All right, so here's what you need to make my sister's famous dirty eggs, with some help from
The Naked Sneff:
The night before your drinking binge begins, make sure you have all of the necessary ingredients. You don't have to prepare anything except possibly the
excederin. The morning after, roll out of bed and down the medicine without water as quickly as possible. Excederin's a nice medicine for hangovers because it contains caffiene, which speeds up your heart rate and delivers the painkillers to your brain faster. Stumble through the house until your caring volunteer stops questioning why they put up with you and makes their way into the kitchen.
The first thing you're going to have them prepare for your lame, wasted ass is the brown rice, which will take a while. If you have instant rice, you're fucked. The texture will be all wrong and you don't want to be eating something that'll make you relive the fine conversations you had with the porcelain people last night. Get the water boiling (about a cup and a half. have your chef read
anthropod's writeup on
wild rice for some good preparation instructions), make sure your nurturing volunteer throws the rice in for you after you leave the room (every grain hitting the pot will be a bullet in your cranium) and let it simmer on low heat for fifty-five minutes. Collapse on the couch and pray for the headache medicine to kick in. Watch old episodes of
Reboot or
Small Wonder. No longer doubt the existence of a vengeful diety.
About forty or so minutes after the rice starts simmering, yell at your cook to start fixing the eggs.
Eggs should be broken on a flat surface to minimize the chance of shell ending up in your meal, and a splash of milk makes everything extra nice. Cilantro's pretty easy to chop quickly, and can be done quietly enough to not interfere with the unceasing pain of your cortex pulling away from your cranium. Just a dash of Mrs. Dash, and, as for the onion salt, you don't need a
fuckton: just enough to create a thin and even layer settled on top of the whisked eggs. The eggs should be scrambled and cooked until they're dry enough to get past an overactive
gag reflex, but still moist enough to be tasty, and they should end up done around the same time as the rice. Walk into the kitchen to pour yourself a nice tall glass of
Gatorade (vital to the restoration of much needed
elecrolytes to your poor poor body) just as your hero finishes dumping the egg into the rice. Make sure they mix it thoroughly and, moving quickly in order to keep things hot, dump the cheese on top gradually to let the meal do the melting.
sneff, wise soul that he is, even suggests broiling it for a couple of minutes. With one last doleful look, urge your best friend in the whole wide world to get it all on a plate for you.

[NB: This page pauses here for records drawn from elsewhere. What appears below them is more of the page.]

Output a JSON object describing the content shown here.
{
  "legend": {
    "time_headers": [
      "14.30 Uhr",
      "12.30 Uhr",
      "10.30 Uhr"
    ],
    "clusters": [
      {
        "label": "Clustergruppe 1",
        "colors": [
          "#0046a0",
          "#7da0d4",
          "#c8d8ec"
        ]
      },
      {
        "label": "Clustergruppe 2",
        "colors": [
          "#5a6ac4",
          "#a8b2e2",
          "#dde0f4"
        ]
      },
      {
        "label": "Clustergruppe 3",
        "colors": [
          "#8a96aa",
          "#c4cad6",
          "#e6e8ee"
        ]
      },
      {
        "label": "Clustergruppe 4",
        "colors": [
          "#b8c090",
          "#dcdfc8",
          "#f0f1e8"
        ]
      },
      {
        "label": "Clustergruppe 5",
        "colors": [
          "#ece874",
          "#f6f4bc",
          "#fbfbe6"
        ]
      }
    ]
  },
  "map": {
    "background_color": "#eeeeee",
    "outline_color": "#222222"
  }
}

This is an ideal morning after food. Good wild rice wants to stay in your stomach, and it wants to keep the eggs and cheese down there with it. Protein will help your body cope with the day and keep you functioning like you stayed at home and played
Scrabble all night. And, man, get your roommate some flowers or a hooker or something: you totally don't deserve someone that cool, you cheapjack boozehound.
Incidentally, you can totally substitute spanish rice and this dish becomes huevos sucios, but I don't have any vaguely amusing stories of crapulence about that.